Hayatımın tek ve en büyük hatasını İstanbul'da ailemle birlikte oturmamakla yaptım. Annem babam yanımda olsaydı hem yanlış arkadaşlar seçmezdim, hem de kimse bana bu kadar rahat yaklaşamazdı. Genç kızlara tavsiyem, ailelerinin sözünden hiç çıkmasınlar, mutlaka onların desteğini alsınlar. Ankara Aydınlıkevler Lisesi'ni bitirdikten sonra Tülin Mankenlik Kursu'ndan ikebana, dekorasyon dahil birçok şeyi öğrenerek yüksek puanla mezun oldum. Üniversite sınavlarında halkla ilişkileri kazandım ama, okumak istemediğim için kayıt yaptırmadım. Ben küçük yaşımdan beri kendi ayakları üzerinde durmayı seven bir insanım, hırslı bir yapım var. Bunun için 1994'de İhlas Motor'un bir fuar programında mankenlik yapmak için ailemden binbir ricayla izin alıp 15 günlüğüne İstanbul'a geldim. Fuar boyunca Dedeman Oteli'inde bize ayrılan odada Figen adlı Ankaralı bir manken arkadaşımla kaldım. Fuarın bitimine doğru çeşitli mankenlik ajanslardan teklif gelmeye başladı, ben de aralarından Neşe Erberk'i seçtim.

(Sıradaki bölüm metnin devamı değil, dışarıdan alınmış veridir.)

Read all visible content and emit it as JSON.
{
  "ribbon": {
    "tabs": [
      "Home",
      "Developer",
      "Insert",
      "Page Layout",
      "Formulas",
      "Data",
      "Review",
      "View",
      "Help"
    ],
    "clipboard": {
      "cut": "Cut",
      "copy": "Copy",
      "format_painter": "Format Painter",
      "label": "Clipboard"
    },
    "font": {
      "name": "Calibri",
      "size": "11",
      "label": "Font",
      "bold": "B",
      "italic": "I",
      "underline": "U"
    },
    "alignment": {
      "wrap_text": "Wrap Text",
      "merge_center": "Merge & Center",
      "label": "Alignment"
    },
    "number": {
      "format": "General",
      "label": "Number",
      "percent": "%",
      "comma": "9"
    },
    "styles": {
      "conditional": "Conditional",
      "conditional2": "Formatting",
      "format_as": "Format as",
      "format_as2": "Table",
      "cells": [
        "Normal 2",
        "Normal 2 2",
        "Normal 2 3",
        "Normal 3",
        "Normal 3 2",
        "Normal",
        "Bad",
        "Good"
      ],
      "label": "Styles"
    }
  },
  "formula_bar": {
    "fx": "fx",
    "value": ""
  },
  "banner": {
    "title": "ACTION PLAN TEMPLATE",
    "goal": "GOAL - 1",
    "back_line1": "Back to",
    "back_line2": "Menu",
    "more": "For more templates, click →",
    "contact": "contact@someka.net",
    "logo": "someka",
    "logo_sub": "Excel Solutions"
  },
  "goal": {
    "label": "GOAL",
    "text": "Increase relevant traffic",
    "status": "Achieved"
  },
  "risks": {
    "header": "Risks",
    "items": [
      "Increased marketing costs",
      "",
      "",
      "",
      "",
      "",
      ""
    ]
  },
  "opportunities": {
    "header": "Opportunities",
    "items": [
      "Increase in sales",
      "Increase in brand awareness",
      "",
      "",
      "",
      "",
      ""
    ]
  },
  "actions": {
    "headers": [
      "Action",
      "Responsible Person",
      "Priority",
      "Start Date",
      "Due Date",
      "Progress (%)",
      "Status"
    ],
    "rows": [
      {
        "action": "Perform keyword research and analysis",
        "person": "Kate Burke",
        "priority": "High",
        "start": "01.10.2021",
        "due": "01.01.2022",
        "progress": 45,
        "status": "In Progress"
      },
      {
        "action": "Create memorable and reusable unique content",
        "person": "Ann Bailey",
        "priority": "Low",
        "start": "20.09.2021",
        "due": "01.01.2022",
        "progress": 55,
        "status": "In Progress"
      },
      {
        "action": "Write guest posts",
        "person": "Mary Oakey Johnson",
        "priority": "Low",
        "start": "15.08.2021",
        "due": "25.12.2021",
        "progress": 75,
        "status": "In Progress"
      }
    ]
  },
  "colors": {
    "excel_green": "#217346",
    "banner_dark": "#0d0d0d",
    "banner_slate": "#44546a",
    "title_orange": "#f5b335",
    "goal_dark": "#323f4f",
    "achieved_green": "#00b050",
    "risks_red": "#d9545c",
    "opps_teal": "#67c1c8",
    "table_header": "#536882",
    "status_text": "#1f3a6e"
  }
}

Ardından ATV'de ‘‘Felekten Bir Gece’’ adlı müzik eğlence programını 3 ay kadar sundum. Eskiden gece hayatını, eğlenmeyi çok seven bir insandım. İşte böyle bir ortamda sonradan Adnan Hocanın müridi olduğunu öğrendiğim Ahmet Murat yanıma yaklaştı. Ortaköy'deki She Bar'da tanıştık, iki ay kadar arkadaşlık dönemimiz oldu. Öyle bir arkadaşlıktı ki, eli elime değmedi. Yemeklere filan gidiyoruz, benimle son derece seviyeli konuşmalar yapıyor, evlilikten, çocuklardan bahsediyor. Ben de saf saf onun iyi bir aile çocuğu olduğunu düşünüyordum. Bu yüzden Gökhan'dan da şüphelendim ilk başlarda. Çünkü gördüğüm kadarıyla müritler, genellikle çok parlak tipler. Bıyıksız, saçları arkaya taralı ve briyantinli. Son derece pahalı, koyu renk takım elbise, gömlek, kravat, ayakkabıları var. Çok lüks arabalara binip çok pahalı saatler takıyorlar. Gökhan da ben Ulus'taki Civanım Bar'da çalışırken ilk gördüğümde çok şıktı, geriye doğru briyantinli saçları vardı. Rüçhan Adlı'nın torunu olduğunu duyunca biraz rahatladım ama, yine de kendisiyle konuşana kadar tam emin olamadım.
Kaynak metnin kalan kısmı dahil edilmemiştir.